Friday

A Sermon for Trinity Sunday


[Ed. This is the text of the sermon which I preached at St Albans Church in Ottawa on Trinity Sunday, 26 May 2013.]

These days it often seems as though the doctrine of the Trinity is an answer to a problem nobody asked. Theologians who rabbit on about the Trinity appear to be like the engineer in the joke about the manager in the hot-air balloon, providing information that may be technically correct, but which help the balloonist not at all.

 

Consider the bewildering and tongue-twisting formulations of the sixth-century Athanasian Creed, which can be found near the end of the old Book of Common Prayer:

 

Now the Catholic Faith is this, that we worship one God in Trinity, and the Trinity in Unity; Neither confusing the Persons, nor dividing the Substance.
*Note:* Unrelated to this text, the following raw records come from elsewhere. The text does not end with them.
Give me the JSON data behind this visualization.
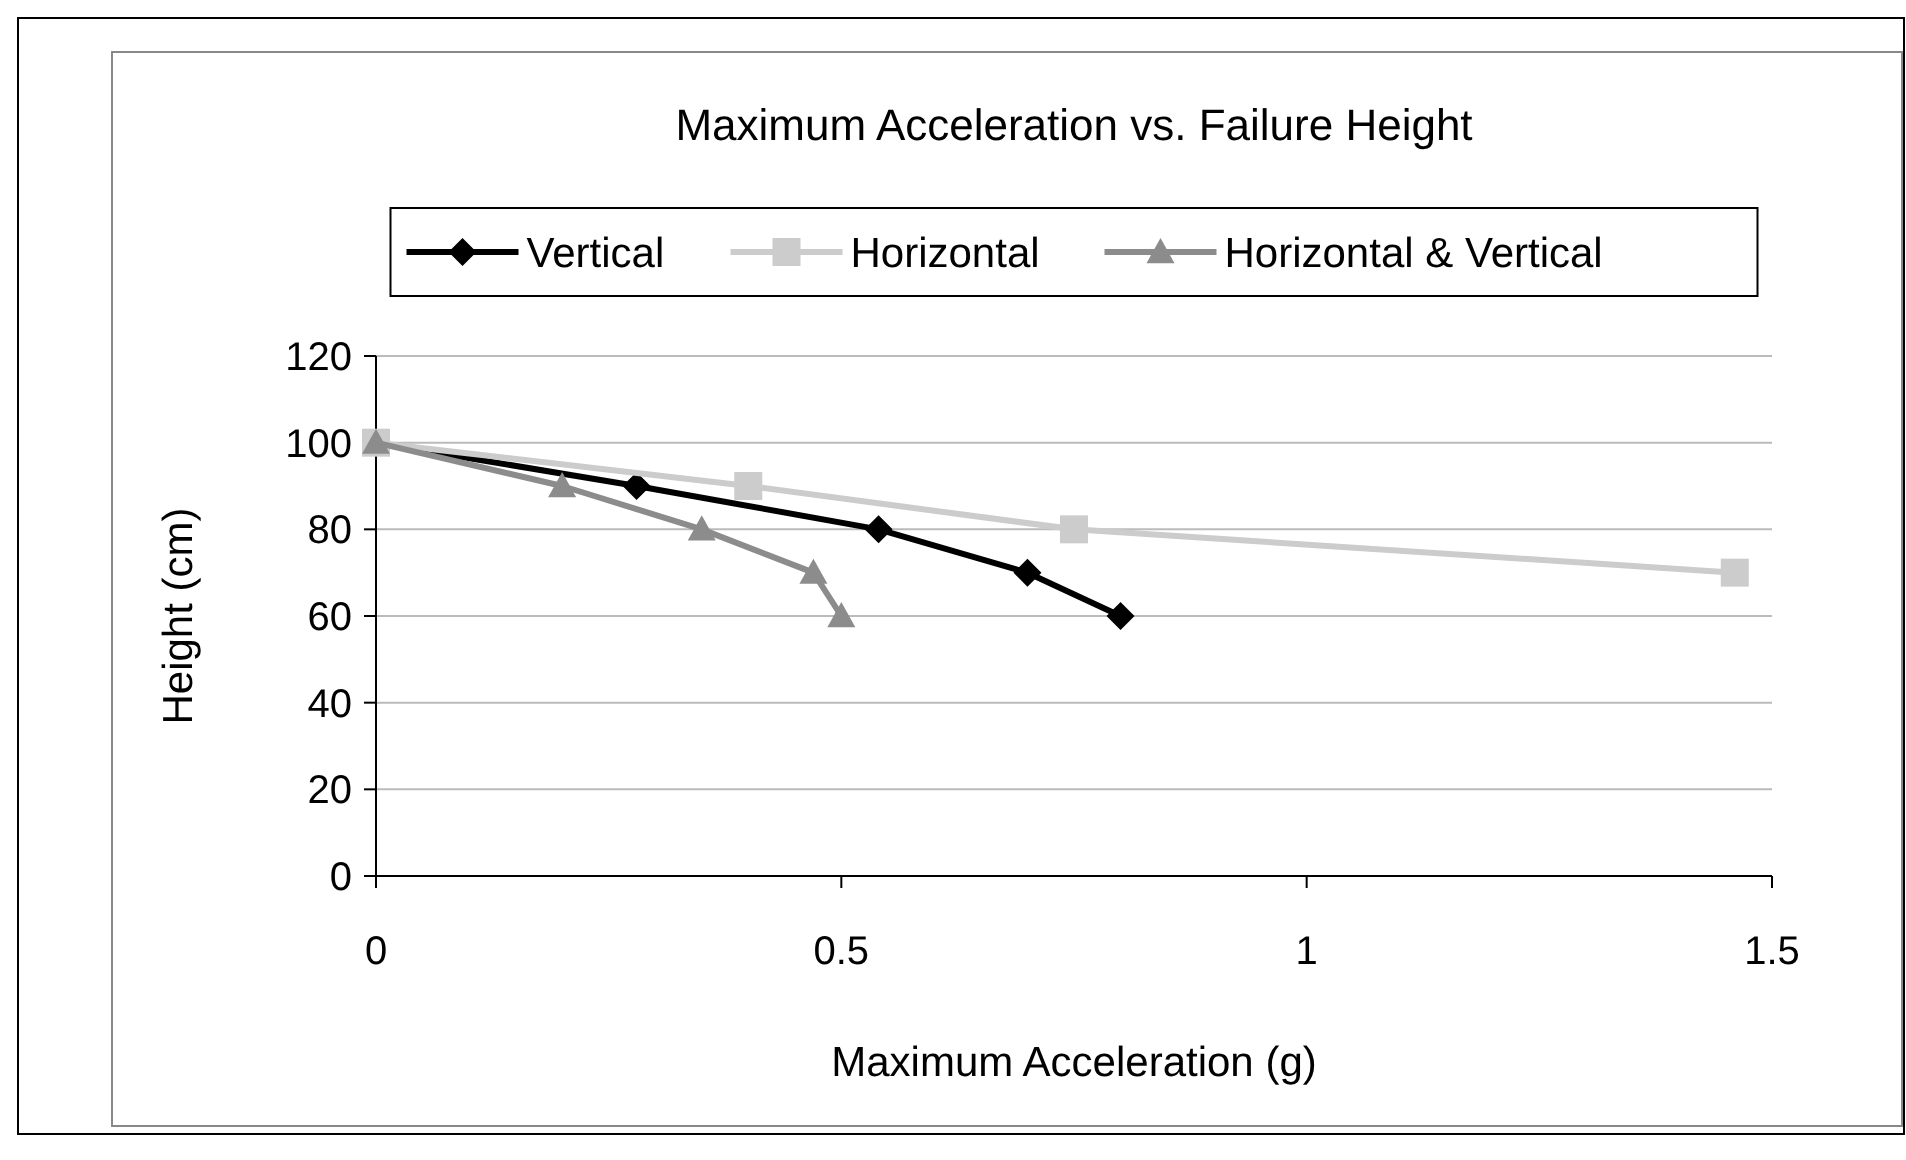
{
  "chart_data": {
    "type": "line",
    "title": "Maximum Acceleration vs. Failure Height",
    "xlabel": "Maximum Acceleration (g)",
    "ylabel": "Height (cm)",
    "xlim": [
      0,
      1.5
    ],
    "xticks": [
      0,
      0.5,
      1,
      1.5
    ],
    "ylim": [
      0,
      120
    ],
    "yticks": [
      0,
      20,
      40,
      60,
      80,
      100,
      120
    ],
    "grid": "y",
    "legend": "top",
    "series": [
      {
        "name": "Vertical",
        "color": "#000000",
        "marker": "diamond",
        "x": [
          0,
          0.28,
          0.54,
          0.7,
          0.8
        ],
        "values": [
          100,
          90,
          80,
          70,
          60
        ]
      },
      {
        "name": "Horizontal",
        "color": "#cccccc",
        "marker": "square",
        "x": [
          0,
          0.4,
          0.75,
          1.46
        ],
        "values": [
          100,
          90,
          80,
          70
        ]
      },
      {
        "name": "Horizontal & Vertical",
        "color": "#8c8c8c",
        "marker": "triangle",
        "x": [
          0,
          0.2,
          0.35,
          0.47,
          0.5
        ],
        "values": [
          100,
          90,
          80,
          70,
          60
        ]
      }
    ]
  }
}
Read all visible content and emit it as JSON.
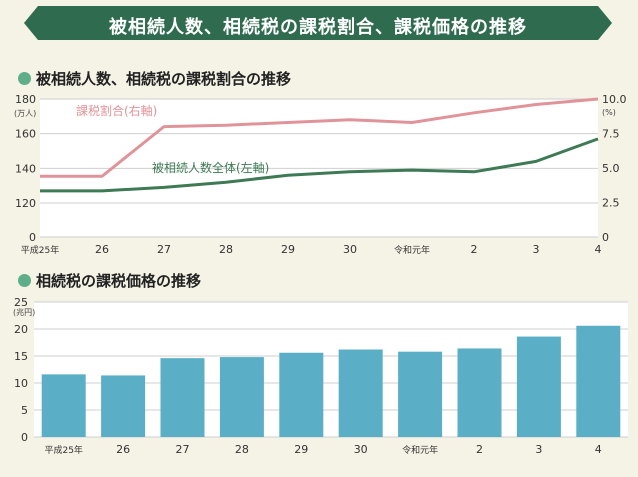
{
  "banner_title": "被相続人数、相続税の課税割合、課税価格の推移",
  "sections": {
    "top_title": "被相続人数、相続税の課税割合の推移",
    "bottom_title": "相続税の課税価格の推移"
  },
  "colors": {
    "banner": "#2f6b4f",
    "ratio_line": "#e0949a",
    "heirs_line": "#3e7a55",
    "bar": "#5aafc6",
    "background": "#f5f2e6"
  },
  "chart_data": [
    {
      "type": "line",
      "title": "被相続人数、相続税の課税割合の推移",
      "categories": [
        "平成25年",
        "26",
        "27",
        "28",
        "29",
        "30",
        "令和元年",
        "2",
        "3",
        "4"
      ],
      "left_axis": {
        "unit": "(万人)",
        "ticks": [
          "0",
          "120",
          "140",
          "160",
          "180"
        ],
        "ylim": [
          0,
          180
        ]
      },
      "right_axis": {
        "unit": "(%)",
        "ticks": [
          "0",
          "2.5",
          "5.0",
          "7.5",
          "10.0"
        ],
        "ylim": [
          0,
          10.0
        ]
      },
      "series": [
        {
          "name": "課税割合(右軸)",
          "axis": "right",
          "values": [
            4.4,
            4.4,
            8.0,
            8.1,
            8.3,
            8.5,
            8.3,
            9.0,
            9.6,
            10.0
          ]
        },
        {
          "name": "被相続人数全体(左軸)",
          "axis": "left",
          "values": [
            127,
            127,
            129,
            132,
            136,
            138,
            139,
            138,
            144,
            157
          ]
        }
      ],
      "grid": true
    },
    {
      "type": "bar",
      "title": "相続税の課税価格の推移",
      "categories": [
        "平成25年",
        "26",
        "27",
        "28",
        "29",
        "30",
        "令和元年",
        "2",
        "3",
        "4"
      ],
      "unit": "(兆円)",
      "ticks": [
        "0",
        "5",
        "10",
        "15",
        "20",
        "25"
      ],
      "ylim": [
        0,
        25
      ],
      "values": [
        11.6,
        11.4,
        14.6,
        14.8,
        15.6,
        16.2,
        15.8,
        16.4,
        18.6,
        20.6
      ],
      "grid": true
    }
  ]
}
For there is one Person of the Father, another of the Son, another of the Holy Ghost; But the Godhead of the Father, and of the Son, and of the Holy Ghost is all one, the glory equal, the majesty co-eternal. (BCP 695)

 

And on it goes, well past the point at which we might consider uttering an expletive and chucking the book into a dusty corner. The mystery writer and Christian essayist Dorothy Sayers once parodied this kind of language, writing of ‘the Father incomprehensible, the Son incomprehensible, and the Holy Ghost incomprehensible.’